Rehab exit strategy

If I use hard money to purchase, and rehab a property, and it is sitting on the market for a few months, what exit strategies can I use?

You can try to find a bank or private money to refi the rehabbed house now that it’s worth more. If you get into it and fix it cheap enough, you might be able to get enough money to get out of hard money. If you do well enough on the numbers, you can sell it for a cheaper price which should help it sell faster. You might be able to market it to an investor as a turn-key property.

You investors who use hard money (private money borrowed at a very high rate of interest and with fees charged on top of that) are braver than me.

I would prefer to scout around and find a free-and-clear fixer property and get the seller to carry a short term low-interest loan until the property gets fixed up and can be sold.

In my opinion hard money deals are not for beginners.
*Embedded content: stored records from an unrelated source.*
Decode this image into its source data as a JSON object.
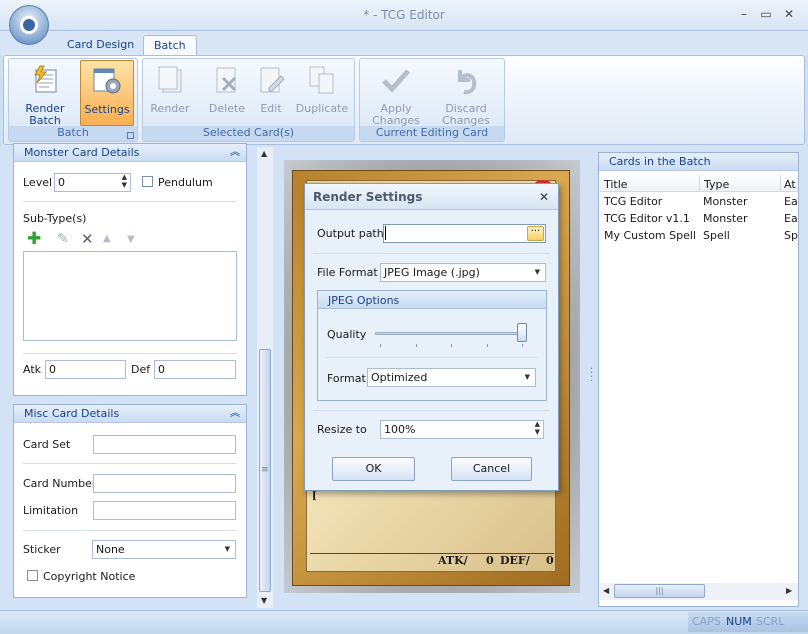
{
  "window": {
    "title": "* - TCG Editor",
    "min": "–",
    "max": "▭",
    "close": "✕"
  },
  "tabs": [
    {
      "label": "Card Design"
    },
    {
      "label": "Batch"
    }
  ],
  "ribbon": {
    "groups": [
      {
        "caption": "Batch",
        "buttons": [
          {
            "label": "Render Batch"
          },
          {
            "label": "Settings"
          }
        ]
      },
      {
        "caption": "Selected Card(s)",
        "buttons": [
          {
            "label": "Render"
          },
          {
            "label": "Delete"
          },
          {
            "label": "Edit"
          },
          {
            "label": "Duplicate"
          }
        ]
      },
      {
        "caption": "Current Editing Card",
        "buttons": [
          {
            "label": "Apply Changes"
          },
          {
            "label": "Discard Changes"
          }
        ]
      }
    ]
  },
  "monster_panel": {
    "title": "Monster Card Details",
    "level_label": "Level",
    "level_value": "0",
    "pendulum_label": "Pendulum",
    "subtype_label": "Sub-Type(s)",
    "atk_label": "Atk",
    "atk_value": "0",
    "def_label": "Def",
    "def_value": "0"
  },
  "misc_panel": {
    "title": "Misc Card Details",
    "card_set_label": "Card Set",
    "card_number_label": "Card Number",
    "limitation_label": "Limitation",
    "sticker_label": "Sticker",
    "sticker_value": "None",
    "copyright_label": "Copyright Notice"
  },
  "card_preview": {
    "atk_text": "ATK/",
    "atk_value": "0",
    "def_text": "DEF/",
    "def_value": "0",
    "bracket": "["
  },
  "dialog": {
    "title": "Render Settings",
    "output_label": "Output path",
    "output_value": "",
    "format_label": "File Format",
    "format_value": "JPEG Image (.jpg)",
    "jpeg_group": "JPEG Options",
    "quality_label": "Quality",
    "quality_level": 1.0,
    "jpeg_format_label": "Format",
    "jpeg_format_value": "Optimized",
    "resize_label": "Resize to",
    "resize_value": "100%",
    "ok": "OK",
    "cancel": "Cancel"
  },
  "batch_panel": {
    "title": "Cards in the Batch",
    "columns": [
      "Title",
      "Type",
      "At"
    ],
    "rows": [
      [
        "TCG Editor",
        "Monster",
        "Ea"
      ],
      [
        "TCG Editor v1.1",
        "Monster",
        "Ea"
      ],
      [
        "My Custom Spell",
        "Spell",
        "Sp"
      ]
    ]
  },
  "status": {
    "caps": "CAPS",
    "num": "NUM",
    "scrl": "SCRL"
  },
  "icons": [
    "app-orb-icon",
    "render-batch-icon",
    "settings-icon",
    "render-icon",
    "delete-icon",
    "edit-icon",
    "duplicate-icon",
    "apply-icon",
    "discard-icon",
    "add-icon",
    "pencil-icon",
    "remove-icon",
    "move-up-icon",
    "move-down-icon",
    "ellipsis-icon",
    "close-icon"
  ]
}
You can lose your shirt if the property can’t sell or you can’t find a bank that will refinance.

It sounds workable in the guru investment books, and it used to be workable when property was going up and up, and everything sold.
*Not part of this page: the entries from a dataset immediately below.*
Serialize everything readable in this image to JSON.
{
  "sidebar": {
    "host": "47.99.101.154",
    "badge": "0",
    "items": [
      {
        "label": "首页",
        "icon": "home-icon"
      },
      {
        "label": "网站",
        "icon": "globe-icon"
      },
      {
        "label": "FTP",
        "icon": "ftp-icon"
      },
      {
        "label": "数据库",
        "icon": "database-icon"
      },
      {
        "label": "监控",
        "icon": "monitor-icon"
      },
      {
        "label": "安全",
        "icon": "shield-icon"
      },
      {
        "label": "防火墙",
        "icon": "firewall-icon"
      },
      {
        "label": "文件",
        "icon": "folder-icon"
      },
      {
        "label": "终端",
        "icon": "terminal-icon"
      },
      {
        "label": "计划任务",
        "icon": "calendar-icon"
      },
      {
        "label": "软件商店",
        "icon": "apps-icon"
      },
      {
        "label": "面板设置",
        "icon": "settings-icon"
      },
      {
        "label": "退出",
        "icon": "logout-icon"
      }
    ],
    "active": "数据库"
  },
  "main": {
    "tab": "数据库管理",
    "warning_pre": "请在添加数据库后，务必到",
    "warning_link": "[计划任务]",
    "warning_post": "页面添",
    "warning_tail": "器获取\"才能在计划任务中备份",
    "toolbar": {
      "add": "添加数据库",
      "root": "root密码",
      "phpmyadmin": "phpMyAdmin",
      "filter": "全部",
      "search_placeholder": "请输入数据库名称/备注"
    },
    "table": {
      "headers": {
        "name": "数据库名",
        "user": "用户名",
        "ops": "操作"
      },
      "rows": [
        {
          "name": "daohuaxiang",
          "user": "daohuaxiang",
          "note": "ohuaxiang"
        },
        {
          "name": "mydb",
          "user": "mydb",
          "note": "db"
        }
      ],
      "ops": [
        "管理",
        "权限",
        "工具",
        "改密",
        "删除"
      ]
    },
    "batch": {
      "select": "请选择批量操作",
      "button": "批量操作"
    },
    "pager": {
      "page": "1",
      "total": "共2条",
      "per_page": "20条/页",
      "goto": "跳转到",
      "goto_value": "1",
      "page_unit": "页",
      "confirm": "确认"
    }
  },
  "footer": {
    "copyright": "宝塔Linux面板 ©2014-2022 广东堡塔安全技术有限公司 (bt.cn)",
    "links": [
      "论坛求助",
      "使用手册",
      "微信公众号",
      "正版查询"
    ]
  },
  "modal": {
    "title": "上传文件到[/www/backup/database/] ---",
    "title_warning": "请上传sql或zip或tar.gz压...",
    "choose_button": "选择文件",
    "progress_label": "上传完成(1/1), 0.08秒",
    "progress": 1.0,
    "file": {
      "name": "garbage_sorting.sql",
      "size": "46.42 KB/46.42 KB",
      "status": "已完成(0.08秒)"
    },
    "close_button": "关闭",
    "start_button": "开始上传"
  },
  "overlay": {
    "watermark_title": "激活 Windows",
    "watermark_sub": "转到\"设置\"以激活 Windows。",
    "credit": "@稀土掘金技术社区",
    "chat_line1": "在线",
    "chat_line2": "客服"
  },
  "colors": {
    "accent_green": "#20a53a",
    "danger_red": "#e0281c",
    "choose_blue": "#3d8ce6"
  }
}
I would exit out of the hard money aisle and do my shopping in the owner carry the loan aisle. That’s just my conservative opinion.

Furnishedowner

Do you mean that the property is on the market for a few months after rehab? If the numbers worked on the deal, you should be able to list the property at under market value for a quick sale. fdjake, recommends a 30 day listing with a broker to get it on MLS and sold. If it is listed and not selling it is probably overpriced.

Furnishedowner is right! Not only is hard money not for beginners, it can even be dangerous for experienced investors. You’ve got to have what we like to call a ‘‘no brainer’’ deal in order to be willing to use these high interest rate funds.

If you need to refinance to make the deal work once it’s on the market, then the deal IS NOT GOOD ENOUGH. Don’t use hard money for this! I’m not saying that you shouldn’t refinance a deal where you use hard money (I’m doing it right now to lower costs), but if it’s something that Has to happen to make your deal work then you’re flirting on dangerous ground.

Good luck!

The same exit strategy you had when you bought the house.

Refinance with private money.
Refinance with commercial money (banks).
Sell the property for a lower price and take a loss.

If you’re using hard money, I’m assuming that your credit is kind of messed up in the first place. I don’t know if hard money lenders will put a foreclosure on your credit, if they do, it stays on your credit for 7 years. They usually will not lend less than about 50% LTV, so they can’t come after you for a deficiency judgment.

You might want to get an appraisal before they take the place back if you live in a recourse state.

I have seen may comments on here regarding the use of hard money and the general impression that I get is that most investors are under the impression that you cant refinance an investment property using conventional financing, ie Fannie / Freddie.

Let me be the 1st to say that this is purely a myth. Here is the basic skinny. I am familiar with many lenders that will allow you to refinance an income property 1 day off the market. It must be off the market as they dont want to consider property to make a loan on, just to know for sure that its going to payoff soon, so hence the 1 day off the market rule.

There are 2 categories this will fall into. if you have 4 financed properties including this refi. or less then your max cash out or rate and term refi. LTV is 75%

If you have between 5-10 financed properties including this one then your max. rate and term LTV is 70%, there is no cash out allowed once you have 5 or more financed properties. However you can resolve that issue with a combo hard money then conventional rate and term refi for those that are equity rich or own them free and clear.

Oh, if you have owned the property for less than 6 months or 12 with some lenders, then they will base the LTV on your original purchase cost plus any improvements that you can prove by way of receipts. Sounds like you should easily be able to do that? 12 months or more and they will base it on the appraisal.